I watched the Disney adaptation and found the film to be a fabulous example of people either not understanding the source material or intentionally wishing to reject the values that the story stood for. One can gain a fuller appreciation of the book's religious thought by noticing the subtle things that the film changed to the impoverishment of the story.

       


Take the example of Mrs Whatsit's visit. Instead of an ugly old tramp walking into the Murry home, we have the beautiful Reese Witherspoon. There is no sense of disgust or reason to feel threatened by this Mrs. Whatsit. She does not wear anything so ugly as a pair of soaking wet boots. She is not so rude as to ask anyone to take them off and cause a mess. She does not ask for food. She simply comes into the house, is charmingly eccentric, drops the important plot point that she knows what a tesseract is, and then leaves.  

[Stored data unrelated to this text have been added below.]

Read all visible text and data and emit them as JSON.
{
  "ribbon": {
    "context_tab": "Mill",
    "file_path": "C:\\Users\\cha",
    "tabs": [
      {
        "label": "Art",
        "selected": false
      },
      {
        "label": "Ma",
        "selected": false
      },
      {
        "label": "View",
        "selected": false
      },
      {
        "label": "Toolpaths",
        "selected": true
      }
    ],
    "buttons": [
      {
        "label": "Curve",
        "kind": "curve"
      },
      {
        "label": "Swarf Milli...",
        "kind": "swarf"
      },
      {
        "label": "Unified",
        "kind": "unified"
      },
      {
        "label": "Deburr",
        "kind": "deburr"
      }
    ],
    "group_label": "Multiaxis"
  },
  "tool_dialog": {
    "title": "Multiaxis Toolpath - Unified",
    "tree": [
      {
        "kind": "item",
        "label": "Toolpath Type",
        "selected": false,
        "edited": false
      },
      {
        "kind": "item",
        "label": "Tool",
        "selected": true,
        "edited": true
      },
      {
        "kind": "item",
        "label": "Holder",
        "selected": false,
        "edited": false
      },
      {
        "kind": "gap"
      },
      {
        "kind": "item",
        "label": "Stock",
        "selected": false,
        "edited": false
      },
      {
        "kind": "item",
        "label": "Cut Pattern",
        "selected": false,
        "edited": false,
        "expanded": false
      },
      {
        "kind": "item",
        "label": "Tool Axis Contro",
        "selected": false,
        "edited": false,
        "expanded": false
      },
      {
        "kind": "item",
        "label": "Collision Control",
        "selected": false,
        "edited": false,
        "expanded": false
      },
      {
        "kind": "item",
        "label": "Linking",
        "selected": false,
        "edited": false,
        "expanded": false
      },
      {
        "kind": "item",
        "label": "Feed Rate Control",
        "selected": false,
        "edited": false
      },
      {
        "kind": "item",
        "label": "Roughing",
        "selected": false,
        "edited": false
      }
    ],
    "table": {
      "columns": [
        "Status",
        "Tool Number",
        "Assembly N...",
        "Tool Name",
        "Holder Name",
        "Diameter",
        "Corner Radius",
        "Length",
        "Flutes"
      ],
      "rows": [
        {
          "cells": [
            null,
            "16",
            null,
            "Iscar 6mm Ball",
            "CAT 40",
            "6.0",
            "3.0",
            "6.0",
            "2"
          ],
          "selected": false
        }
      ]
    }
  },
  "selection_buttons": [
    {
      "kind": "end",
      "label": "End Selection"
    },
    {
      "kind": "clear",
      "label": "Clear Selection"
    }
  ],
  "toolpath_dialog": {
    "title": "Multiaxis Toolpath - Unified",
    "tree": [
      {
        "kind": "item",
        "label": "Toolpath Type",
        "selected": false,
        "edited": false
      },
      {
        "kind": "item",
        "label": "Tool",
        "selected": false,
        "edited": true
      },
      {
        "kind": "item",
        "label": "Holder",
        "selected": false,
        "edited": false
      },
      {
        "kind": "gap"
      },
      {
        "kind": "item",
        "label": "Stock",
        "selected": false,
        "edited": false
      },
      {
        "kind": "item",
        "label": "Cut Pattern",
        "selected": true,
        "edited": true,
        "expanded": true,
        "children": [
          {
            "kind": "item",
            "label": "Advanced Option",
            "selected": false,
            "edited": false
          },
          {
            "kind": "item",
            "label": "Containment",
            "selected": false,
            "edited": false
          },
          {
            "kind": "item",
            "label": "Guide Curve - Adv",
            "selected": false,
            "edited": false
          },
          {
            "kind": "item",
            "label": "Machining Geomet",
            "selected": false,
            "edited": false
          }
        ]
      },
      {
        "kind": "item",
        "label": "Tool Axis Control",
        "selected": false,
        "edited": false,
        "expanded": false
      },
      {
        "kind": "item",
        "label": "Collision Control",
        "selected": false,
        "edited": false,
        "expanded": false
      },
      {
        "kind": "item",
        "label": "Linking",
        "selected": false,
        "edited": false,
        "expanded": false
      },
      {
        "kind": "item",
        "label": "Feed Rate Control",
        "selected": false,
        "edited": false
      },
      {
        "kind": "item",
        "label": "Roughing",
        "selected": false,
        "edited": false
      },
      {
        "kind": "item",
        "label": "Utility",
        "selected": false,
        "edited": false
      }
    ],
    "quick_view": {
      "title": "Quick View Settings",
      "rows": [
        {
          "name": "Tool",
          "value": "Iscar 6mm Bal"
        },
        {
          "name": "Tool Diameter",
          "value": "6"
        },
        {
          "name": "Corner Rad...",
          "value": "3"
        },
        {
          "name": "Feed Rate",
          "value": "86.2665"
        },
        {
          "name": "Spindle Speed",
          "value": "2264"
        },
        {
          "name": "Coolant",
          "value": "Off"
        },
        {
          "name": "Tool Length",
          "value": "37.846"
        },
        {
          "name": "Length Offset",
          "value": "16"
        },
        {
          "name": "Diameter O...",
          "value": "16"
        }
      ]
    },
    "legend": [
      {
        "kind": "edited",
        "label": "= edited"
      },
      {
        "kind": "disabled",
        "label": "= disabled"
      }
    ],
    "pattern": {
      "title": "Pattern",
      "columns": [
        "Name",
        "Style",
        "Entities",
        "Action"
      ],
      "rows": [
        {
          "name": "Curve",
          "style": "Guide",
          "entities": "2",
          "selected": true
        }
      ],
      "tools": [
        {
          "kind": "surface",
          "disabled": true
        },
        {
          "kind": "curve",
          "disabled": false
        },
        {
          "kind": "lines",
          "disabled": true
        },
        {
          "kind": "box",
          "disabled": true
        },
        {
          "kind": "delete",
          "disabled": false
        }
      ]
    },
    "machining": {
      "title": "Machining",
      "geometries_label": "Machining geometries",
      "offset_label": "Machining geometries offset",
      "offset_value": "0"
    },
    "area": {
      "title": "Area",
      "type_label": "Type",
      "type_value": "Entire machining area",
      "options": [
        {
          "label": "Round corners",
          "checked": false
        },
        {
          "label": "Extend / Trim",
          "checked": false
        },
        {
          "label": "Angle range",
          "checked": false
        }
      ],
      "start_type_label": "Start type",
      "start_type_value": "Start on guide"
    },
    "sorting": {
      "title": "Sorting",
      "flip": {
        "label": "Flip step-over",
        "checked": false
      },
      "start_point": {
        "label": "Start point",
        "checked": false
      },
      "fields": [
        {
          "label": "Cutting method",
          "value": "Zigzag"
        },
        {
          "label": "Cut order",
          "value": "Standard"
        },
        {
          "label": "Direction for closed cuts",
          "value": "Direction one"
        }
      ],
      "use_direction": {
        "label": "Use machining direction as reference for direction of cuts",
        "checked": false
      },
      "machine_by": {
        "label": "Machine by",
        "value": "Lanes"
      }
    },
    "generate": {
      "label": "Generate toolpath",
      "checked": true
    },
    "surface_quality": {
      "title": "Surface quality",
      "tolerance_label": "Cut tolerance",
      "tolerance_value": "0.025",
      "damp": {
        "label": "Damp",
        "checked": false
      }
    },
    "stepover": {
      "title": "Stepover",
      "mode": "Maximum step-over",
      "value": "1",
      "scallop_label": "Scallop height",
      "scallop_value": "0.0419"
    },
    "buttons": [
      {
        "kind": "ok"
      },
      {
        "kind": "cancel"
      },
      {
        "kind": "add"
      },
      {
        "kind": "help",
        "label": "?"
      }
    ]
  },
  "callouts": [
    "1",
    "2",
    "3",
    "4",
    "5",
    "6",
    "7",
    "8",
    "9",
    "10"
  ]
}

While the basic plot is maintained, we are stripped of what made the book meaningful. Not only are robbed of the angelic centaur transformation later in the story, here we are not allowed to have the angel being human complete with having to walk around in boots with sopping wet soaks. This matters because, from the very beginning, the moral heart of the story is undermined. Without the opportunity to serve a tramp tuna fish while her mother takes off her boots, we do not see the Meg's ability to love as something that transcends reason. This is the very superpower that Mrs Whatsit is going to be relying on to save Meg's father and defeat the cold utilitarian logic of It. No wet boots, no love that transcends reason, no faith in what cannot yet be understood, so no reason why Charles Murry should prefer his family to being possessed by a giant brain. We are simply left with send the children to be captured by the dark one so that they can defeat him through "I love you."